My name is Sarah and I am a worrier and over-thinker. I have been a worrier since the day I graced the world with my presence. I worry about things most people don't even think about. Currently I have been worrying about how I will ever be able to afford the wedding of my dreams. Please keep in mind I am single and have never been in a relationship. Clearly there are bigger things I should be focusing on. In high school I worried that they would decide to ring the bell early and not tell me, so I would get to school at least 30 minutes early. See, I told you I worry a lot!!
One of the things I have had to learn (and continue to learn) is to let go and let God. Some days this concept is as easy as breathing for me. Other days I really struggle to grasp it. I once heard this really great quote "I don't tell God how big my fears are. I tell my fears how great my God is." To me that is such a true and powerful statement.

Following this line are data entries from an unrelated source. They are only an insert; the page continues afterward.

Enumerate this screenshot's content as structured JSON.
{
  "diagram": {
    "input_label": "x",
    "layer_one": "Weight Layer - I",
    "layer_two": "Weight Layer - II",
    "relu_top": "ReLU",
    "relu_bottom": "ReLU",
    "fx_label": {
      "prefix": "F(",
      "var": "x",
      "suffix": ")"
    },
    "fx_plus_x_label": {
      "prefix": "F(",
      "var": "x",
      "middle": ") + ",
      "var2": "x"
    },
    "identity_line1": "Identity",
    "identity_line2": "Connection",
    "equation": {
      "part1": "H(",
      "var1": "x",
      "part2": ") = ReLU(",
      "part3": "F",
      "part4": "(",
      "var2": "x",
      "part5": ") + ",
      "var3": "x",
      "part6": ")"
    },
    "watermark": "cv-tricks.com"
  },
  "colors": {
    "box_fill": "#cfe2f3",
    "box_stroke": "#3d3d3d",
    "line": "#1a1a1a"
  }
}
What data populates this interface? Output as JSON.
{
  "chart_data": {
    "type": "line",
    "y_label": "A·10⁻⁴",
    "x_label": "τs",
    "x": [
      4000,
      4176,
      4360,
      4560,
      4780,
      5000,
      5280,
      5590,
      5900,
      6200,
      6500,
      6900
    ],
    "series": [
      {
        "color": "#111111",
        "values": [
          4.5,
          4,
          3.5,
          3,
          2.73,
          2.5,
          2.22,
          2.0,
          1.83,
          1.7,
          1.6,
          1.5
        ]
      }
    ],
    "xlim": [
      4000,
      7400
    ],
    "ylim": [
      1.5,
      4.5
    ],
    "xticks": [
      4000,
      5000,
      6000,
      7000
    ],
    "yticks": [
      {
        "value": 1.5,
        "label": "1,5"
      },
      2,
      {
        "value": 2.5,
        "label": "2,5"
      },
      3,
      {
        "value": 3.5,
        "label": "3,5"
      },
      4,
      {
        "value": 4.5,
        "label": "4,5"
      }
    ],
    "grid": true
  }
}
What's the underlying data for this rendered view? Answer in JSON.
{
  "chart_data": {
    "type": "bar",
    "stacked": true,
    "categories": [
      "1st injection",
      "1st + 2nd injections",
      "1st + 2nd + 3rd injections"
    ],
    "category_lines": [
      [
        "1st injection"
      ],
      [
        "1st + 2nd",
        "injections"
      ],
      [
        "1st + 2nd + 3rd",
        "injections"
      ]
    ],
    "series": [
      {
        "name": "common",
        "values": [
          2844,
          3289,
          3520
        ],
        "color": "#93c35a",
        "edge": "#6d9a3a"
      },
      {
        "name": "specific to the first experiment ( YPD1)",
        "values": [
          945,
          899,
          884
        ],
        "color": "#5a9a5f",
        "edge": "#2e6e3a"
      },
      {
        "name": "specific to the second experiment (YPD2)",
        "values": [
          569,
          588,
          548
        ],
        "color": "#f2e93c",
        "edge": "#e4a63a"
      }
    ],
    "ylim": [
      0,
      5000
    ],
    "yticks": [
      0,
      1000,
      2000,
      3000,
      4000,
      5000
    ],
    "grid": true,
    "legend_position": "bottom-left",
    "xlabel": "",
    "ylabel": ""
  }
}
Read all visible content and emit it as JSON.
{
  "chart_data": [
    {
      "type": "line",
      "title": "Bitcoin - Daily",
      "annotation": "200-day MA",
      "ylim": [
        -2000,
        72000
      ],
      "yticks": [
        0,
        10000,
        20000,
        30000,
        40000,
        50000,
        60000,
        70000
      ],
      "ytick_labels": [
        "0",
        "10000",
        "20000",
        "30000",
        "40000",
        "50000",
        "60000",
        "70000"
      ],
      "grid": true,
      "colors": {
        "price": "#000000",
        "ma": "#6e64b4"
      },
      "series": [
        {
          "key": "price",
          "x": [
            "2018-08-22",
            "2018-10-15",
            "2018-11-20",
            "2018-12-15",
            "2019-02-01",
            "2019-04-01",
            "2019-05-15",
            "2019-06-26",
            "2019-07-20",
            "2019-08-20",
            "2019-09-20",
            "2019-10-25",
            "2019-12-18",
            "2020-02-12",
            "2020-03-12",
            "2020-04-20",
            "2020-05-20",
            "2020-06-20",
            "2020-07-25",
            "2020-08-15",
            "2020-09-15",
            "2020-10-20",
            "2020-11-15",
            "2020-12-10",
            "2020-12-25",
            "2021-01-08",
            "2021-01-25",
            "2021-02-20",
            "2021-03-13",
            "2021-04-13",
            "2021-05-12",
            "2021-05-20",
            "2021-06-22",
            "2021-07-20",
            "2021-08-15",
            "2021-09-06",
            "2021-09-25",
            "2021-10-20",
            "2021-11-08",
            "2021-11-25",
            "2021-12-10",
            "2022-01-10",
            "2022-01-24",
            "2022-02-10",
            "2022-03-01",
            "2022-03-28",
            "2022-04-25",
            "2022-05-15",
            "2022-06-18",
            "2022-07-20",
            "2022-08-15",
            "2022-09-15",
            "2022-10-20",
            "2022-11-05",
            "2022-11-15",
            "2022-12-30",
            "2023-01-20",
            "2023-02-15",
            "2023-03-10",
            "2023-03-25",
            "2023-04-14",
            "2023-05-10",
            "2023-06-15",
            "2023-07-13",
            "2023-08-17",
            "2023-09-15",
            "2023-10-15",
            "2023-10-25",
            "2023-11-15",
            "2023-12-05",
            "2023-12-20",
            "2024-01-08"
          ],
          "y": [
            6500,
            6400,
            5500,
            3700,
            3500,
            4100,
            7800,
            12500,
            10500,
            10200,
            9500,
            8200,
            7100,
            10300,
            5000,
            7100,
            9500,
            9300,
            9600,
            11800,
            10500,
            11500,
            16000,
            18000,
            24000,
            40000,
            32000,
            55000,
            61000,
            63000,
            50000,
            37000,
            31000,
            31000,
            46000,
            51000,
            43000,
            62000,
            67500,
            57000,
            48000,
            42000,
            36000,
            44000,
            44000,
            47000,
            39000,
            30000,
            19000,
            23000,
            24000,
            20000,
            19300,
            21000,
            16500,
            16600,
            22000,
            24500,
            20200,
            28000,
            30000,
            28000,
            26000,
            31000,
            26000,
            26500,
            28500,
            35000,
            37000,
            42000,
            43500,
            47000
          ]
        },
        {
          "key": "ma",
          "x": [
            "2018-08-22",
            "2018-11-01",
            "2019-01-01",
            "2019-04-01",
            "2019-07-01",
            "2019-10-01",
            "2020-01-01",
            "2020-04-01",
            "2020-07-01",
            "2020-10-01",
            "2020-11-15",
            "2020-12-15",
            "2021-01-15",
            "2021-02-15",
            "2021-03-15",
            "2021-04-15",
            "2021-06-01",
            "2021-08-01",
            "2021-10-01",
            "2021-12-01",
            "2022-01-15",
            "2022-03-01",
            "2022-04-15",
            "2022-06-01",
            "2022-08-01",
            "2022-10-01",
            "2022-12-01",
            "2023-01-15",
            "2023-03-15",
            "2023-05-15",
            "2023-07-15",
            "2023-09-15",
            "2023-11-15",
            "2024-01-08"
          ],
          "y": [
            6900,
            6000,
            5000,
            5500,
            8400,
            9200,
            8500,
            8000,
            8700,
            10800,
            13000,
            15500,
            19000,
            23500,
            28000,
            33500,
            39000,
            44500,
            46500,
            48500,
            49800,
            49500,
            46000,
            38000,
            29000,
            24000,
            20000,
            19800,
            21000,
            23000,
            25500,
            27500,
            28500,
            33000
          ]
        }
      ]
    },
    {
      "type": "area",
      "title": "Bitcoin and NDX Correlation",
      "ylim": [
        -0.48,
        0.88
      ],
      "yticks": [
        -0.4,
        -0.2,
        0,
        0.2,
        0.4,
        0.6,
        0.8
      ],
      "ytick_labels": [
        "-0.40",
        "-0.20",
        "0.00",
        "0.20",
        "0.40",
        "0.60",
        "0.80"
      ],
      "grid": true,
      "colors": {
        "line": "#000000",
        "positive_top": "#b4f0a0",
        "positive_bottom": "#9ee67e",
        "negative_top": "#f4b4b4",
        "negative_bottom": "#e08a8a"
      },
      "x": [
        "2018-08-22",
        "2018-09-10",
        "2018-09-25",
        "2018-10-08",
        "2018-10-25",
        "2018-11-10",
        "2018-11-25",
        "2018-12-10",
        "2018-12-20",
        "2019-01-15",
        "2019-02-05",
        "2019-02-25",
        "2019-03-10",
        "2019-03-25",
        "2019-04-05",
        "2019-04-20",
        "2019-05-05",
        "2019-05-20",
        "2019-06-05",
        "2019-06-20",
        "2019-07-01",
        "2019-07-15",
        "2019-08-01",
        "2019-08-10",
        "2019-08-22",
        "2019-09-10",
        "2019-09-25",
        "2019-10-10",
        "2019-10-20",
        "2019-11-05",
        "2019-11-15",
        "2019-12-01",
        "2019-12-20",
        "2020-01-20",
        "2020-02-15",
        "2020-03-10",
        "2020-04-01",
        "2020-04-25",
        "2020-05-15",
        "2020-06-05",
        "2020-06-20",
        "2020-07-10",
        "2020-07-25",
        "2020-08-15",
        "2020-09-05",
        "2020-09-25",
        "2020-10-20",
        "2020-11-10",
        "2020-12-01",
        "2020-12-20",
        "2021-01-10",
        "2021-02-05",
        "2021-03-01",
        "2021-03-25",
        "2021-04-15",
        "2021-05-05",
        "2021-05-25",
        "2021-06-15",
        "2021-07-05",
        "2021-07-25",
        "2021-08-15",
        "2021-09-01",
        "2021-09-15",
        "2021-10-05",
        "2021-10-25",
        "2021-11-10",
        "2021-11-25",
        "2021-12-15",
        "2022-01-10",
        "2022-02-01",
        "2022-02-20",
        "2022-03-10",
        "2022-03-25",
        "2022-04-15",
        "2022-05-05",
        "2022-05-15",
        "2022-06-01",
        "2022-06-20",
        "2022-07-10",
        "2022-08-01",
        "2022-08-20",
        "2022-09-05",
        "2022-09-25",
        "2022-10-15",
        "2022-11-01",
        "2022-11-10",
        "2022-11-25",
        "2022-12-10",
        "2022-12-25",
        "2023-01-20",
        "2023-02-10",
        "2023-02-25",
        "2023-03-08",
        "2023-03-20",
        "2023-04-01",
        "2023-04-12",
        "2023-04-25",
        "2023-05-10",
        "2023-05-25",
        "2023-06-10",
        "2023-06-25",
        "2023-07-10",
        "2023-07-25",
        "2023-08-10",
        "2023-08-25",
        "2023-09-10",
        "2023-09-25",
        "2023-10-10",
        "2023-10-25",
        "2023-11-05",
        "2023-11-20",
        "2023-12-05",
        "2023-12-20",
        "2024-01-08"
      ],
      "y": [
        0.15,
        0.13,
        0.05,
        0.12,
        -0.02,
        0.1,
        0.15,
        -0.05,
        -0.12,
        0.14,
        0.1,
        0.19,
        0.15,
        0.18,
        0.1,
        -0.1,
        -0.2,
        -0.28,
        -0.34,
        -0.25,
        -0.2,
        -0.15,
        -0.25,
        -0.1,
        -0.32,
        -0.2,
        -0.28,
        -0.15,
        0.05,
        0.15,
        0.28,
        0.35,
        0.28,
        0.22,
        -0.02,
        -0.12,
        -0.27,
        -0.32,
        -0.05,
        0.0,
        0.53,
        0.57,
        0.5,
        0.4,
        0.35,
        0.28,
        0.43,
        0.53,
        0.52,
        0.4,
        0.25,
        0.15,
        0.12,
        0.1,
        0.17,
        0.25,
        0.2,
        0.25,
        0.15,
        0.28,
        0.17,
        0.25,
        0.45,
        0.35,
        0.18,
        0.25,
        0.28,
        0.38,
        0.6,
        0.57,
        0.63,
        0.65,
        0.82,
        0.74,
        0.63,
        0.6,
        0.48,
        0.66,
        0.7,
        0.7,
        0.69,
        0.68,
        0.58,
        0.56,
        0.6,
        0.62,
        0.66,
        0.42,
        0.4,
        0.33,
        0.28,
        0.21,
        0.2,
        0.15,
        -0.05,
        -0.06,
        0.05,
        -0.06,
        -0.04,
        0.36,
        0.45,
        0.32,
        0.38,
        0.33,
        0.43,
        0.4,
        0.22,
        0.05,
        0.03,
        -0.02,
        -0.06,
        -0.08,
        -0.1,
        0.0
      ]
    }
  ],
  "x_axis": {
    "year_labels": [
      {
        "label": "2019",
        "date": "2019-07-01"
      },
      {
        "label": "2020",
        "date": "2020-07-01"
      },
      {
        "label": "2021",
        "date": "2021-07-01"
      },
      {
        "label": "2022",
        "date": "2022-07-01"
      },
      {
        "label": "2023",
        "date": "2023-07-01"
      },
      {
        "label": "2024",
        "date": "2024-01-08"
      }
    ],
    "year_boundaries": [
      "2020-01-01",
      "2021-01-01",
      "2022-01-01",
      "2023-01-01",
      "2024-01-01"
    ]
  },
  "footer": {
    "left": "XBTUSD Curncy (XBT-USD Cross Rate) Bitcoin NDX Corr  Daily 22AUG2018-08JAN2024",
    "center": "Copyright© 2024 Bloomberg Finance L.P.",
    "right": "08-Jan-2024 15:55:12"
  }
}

Here is where I struggle with giving my fears to God: I look at my fears and think that they are too minor of an issue to give to Him. Why burden Him with my fears, though they are very overwhelming for me, when there are obviously must bigger issues in the world?
This is where the battle of self worth rears its ugly head. You have to know that, just as you are right now, you are enough and you are worthy. There are days when this is a struggle, but the one's were you don't have to question your self worth, you just know that you are worthy, well those days are what it's all about.
And if you are trying to decide if something is worthy of your worry, ask yourself this: will my worry change the outcome? If the answer is yes, then by all means continue to worry. But I bet the answer will be no. Once you come to that conclusion, let go and let God.